Tuesday, February 11, 2025

February 2-10

 What's new this week?

Started a new semester which is always tiring, meeting and trying to remember all the new faces. But it's the last time, so that is exciting. With my daughter back from her semester in Brussels, ringette games are back on the schedule, including a road trip this weekend to Moncton (~2 h away) for Atlantic Championships.

Wandering Stars - Tommy Orange
"Wandering Stars traces the legacies of the Sand Creek Massacre of 1864 and the Carlisle Industrial School for Indians through to the shattering aftermath of Orvil Redfeather's shooting in There There"
I only kinda liked There, There, and I felt the same about Wandering Stars. It was a little disjointed for me with all the characters. Sections were engrossing. It felt a bit like a series of connected short stories, where I didn't always feel the connected parts. If you liked the first book, I'd recommend the second.

Wisdom in Nonsense: Invaluable Lessons from My Father - Heather O'Neill (paper) NF
This is a series of short essays given at a lecture, where we realize that Lullabies for Little Criminalswas much more autobiographical than you would like to believe. Very short but amusing and enlightening of how other people live and how it frames their present lives.
This might be a big Heather O'Neill year, for me, with her last book to read (Capital of Dreams) and a new one coming out this summer.

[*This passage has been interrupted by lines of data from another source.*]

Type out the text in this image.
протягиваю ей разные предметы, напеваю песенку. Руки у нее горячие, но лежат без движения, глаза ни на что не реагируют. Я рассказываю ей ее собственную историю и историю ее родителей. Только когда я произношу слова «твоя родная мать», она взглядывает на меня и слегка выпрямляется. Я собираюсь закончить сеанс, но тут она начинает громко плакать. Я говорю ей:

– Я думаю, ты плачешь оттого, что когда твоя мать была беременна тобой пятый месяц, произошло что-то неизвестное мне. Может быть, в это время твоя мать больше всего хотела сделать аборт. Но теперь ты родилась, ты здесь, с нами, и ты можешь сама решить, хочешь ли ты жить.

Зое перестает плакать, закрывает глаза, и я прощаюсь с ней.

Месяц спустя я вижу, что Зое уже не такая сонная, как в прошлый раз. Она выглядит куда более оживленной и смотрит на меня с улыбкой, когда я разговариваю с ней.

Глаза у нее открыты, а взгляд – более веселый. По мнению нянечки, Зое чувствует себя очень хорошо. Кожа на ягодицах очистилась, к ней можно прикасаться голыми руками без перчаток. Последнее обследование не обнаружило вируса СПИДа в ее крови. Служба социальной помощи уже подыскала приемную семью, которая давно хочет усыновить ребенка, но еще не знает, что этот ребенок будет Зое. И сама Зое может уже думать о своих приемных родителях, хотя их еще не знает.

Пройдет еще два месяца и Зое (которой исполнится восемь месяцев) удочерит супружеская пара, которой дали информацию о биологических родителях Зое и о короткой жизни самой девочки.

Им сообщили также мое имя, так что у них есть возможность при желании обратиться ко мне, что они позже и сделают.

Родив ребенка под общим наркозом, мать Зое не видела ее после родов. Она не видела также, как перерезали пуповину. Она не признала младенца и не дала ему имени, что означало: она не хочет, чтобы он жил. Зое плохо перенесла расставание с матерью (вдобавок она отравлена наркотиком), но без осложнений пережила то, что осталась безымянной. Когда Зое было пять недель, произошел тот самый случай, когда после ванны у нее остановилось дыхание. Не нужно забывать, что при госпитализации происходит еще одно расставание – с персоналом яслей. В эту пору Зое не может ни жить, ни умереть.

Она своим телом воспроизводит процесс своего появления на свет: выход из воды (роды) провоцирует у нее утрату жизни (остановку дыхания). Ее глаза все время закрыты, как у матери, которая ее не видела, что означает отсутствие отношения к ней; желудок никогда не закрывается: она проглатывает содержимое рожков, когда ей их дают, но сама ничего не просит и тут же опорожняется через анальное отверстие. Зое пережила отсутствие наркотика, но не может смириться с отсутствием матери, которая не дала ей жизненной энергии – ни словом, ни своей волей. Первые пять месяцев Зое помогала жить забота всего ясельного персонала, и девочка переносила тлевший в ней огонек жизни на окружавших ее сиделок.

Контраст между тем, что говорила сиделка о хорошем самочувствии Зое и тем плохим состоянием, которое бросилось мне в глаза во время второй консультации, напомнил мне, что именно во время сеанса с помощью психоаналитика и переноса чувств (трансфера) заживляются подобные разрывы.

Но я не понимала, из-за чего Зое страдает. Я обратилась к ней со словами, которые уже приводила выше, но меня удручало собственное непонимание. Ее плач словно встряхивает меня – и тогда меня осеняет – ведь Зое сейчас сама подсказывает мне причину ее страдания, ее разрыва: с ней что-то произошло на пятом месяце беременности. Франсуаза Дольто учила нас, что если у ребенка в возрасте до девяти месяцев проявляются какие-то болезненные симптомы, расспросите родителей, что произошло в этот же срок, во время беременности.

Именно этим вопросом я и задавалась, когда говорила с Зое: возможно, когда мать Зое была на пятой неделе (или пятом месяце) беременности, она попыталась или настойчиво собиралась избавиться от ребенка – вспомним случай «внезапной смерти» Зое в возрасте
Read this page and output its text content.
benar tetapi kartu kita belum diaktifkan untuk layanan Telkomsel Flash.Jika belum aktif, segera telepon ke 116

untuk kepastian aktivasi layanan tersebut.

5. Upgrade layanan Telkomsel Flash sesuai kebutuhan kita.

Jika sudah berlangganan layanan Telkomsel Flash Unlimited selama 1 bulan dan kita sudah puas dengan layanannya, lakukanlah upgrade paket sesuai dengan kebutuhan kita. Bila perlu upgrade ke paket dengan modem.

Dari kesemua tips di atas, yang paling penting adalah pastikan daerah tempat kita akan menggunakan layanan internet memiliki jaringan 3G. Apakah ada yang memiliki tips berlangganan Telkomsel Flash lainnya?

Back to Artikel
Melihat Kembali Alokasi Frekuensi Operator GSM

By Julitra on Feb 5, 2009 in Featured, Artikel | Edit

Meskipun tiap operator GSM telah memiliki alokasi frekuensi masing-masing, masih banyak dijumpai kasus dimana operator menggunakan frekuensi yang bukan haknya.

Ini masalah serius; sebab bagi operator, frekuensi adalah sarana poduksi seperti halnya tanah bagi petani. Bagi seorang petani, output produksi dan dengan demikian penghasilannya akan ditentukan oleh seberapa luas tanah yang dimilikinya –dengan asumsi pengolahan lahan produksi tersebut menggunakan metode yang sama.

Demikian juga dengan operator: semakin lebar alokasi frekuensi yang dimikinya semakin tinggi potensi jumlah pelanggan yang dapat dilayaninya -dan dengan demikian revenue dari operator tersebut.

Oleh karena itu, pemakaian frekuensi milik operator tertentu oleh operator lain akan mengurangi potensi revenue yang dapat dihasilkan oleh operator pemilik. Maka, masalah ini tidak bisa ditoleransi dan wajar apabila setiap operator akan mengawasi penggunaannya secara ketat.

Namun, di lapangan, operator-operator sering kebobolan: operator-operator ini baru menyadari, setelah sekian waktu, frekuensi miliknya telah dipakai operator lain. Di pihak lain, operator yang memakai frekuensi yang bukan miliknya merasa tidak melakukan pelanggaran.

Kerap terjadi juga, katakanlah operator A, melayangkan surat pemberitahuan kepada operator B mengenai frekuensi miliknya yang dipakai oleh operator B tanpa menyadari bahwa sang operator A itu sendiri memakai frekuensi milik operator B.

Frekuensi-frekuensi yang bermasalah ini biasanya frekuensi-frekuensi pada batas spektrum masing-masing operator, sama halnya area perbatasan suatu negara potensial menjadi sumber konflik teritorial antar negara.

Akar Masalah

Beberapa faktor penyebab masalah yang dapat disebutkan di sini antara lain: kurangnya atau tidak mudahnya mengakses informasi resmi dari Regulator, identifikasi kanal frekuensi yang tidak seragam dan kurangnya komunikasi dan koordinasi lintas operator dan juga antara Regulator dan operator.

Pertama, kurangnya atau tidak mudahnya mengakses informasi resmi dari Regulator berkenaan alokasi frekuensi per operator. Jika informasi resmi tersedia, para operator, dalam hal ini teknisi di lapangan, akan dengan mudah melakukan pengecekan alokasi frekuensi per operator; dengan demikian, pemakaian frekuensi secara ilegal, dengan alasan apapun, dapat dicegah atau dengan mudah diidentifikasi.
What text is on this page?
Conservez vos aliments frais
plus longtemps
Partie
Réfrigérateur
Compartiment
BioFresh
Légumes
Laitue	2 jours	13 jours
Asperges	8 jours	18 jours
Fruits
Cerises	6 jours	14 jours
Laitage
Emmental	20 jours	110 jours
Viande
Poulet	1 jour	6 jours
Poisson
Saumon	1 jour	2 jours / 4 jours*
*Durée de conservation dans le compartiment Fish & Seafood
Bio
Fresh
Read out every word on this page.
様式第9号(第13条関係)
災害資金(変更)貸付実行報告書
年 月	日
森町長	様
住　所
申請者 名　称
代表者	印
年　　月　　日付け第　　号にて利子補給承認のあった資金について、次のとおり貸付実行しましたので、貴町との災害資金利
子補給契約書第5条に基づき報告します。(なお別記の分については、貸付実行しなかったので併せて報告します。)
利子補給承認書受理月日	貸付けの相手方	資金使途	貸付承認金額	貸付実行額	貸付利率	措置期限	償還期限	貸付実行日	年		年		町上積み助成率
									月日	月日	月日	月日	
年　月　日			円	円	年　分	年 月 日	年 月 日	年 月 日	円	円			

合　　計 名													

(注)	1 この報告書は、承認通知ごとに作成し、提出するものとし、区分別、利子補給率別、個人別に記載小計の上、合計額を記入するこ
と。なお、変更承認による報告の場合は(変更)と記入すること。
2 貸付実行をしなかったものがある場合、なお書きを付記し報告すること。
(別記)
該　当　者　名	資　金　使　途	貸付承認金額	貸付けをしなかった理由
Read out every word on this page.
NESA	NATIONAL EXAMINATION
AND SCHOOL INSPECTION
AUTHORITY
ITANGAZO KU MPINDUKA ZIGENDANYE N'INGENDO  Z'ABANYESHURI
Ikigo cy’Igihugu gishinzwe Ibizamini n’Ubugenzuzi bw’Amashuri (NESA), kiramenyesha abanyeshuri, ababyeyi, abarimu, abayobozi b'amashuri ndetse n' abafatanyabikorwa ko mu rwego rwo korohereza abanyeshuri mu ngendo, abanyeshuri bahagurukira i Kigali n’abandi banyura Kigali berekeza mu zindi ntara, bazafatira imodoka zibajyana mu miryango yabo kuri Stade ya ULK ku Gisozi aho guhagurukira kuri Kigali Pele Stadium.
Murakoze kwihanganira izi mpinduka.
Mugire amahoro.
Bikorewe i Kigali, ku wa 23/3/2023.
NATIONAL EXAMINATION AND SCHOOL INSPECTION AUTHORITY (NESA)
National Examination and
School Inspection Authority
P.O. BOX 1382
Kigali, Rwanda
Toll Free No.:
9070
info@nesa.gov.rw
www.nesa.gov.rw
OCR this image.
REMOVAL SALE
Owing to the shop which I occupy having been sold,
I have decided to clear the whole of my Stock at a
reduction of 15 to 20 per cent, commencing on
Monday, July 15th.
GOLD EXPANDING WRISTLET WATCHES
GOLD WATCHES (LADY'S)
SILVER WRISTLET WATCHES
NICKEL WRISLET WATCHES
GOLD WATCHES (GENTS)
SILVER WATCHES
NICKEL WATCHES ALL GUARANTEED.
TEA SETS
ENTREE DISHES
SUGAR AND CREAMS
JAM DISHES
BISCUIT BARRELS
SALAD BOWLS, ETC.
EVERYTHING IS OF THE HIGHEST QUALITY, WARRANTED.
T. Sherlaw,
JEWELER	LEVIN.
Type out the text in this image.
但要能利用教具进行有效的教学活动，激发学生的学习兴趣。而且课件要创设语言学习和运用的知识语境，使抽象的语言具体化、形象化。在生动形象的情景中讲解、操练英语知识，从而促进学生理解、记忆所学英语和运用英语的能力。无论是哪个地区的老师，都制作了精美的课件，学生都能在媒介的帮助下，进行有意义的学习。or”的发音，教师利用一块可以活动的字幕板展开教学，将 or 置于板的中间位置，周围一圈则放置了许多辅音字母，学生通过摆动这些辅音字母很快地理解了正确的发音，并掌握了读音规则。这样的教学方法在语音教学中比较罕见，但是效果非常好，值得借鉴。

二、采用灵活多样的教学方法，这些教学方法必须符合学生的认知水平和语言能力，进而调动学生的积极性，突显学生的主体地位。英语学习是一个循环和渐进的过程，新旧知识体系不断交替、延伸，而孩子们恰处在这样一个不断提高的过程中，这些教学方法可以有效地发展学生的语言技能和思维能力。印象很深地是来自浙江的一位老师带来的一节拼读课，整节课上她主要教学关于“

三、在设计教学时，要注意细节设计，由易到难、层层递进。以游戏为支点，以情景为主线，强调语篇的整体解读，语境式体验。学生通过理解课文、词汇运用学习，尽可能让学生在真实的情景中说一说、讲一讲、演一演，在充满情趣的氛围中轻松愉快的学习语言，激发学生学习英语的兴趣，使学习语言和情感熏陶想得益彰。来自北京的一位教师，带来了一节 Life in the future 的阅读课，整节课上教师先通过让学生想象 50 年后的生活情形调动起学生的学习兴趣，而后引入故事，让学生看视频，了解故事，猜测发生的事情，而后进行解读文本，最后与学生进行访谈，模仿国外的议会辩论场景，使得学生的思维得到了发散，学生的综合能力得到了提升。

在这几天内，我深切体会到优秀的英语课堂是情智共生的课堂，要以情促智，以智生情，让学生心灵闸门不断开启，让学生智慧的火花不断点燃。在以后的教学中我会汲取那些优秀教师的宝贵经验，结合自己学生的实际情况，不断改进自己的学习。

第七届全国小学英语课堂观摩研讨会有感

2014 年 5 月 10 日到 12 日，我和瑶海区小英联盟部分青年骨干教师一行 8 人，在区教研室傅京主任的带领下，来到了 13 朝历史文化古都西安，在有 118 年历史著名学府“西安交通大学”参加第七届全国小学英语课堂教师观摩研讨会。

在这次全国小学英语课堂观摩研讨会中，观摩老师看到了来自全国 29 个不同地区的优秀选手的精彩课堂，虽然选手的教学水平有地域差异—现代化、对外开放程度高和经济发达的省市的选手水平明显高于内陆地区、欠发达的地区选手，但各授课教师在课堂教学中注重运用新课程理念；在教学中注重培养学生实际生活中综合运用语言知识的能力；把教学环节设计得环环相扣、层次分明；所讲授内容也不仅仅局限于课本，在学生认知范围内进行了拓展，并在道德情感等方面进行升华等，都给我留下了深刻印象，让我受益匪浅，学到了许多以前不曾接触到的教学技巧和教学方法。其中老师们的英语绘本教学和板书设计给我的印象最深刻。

The Last Runaway - Tracy Chevalier (paper)
Chevalier is one of my most favourite authors, and I've been holding off on this last book to read as I do not like reading about slavery (see also: holocaust). I know it was awful and I don't need to read more about it to know how awful. I did like this take on it, as Honor Bright, immigrant Quaker from England, faces many new challenges in a new country, and with her faith. Set in Ohio, she is left alone in a new country and has to figure out her life, as a woman with not a lot of choices. Quakers were staunch abolitionists, but as with today, when others are in power, it takes a lot of fortitude to fight for right.

Martyr! - Kaveh Akbar
Lots going on here, but I liked it better than Wandering Stars. Cyrus Shams is a young American of Iranian descent, struggling. He is an orphan now, recovering addict, trying to find his place in the world, writing about martyrs. I didn't always like the martyr stories interspersed, but his family's stories - father, mother, uncle, gave more background. Actually a lot of similarities between this and Wandering Stars. I liked the parts with Cyrus best, and even the ending, which while slightly improbable, worked for me.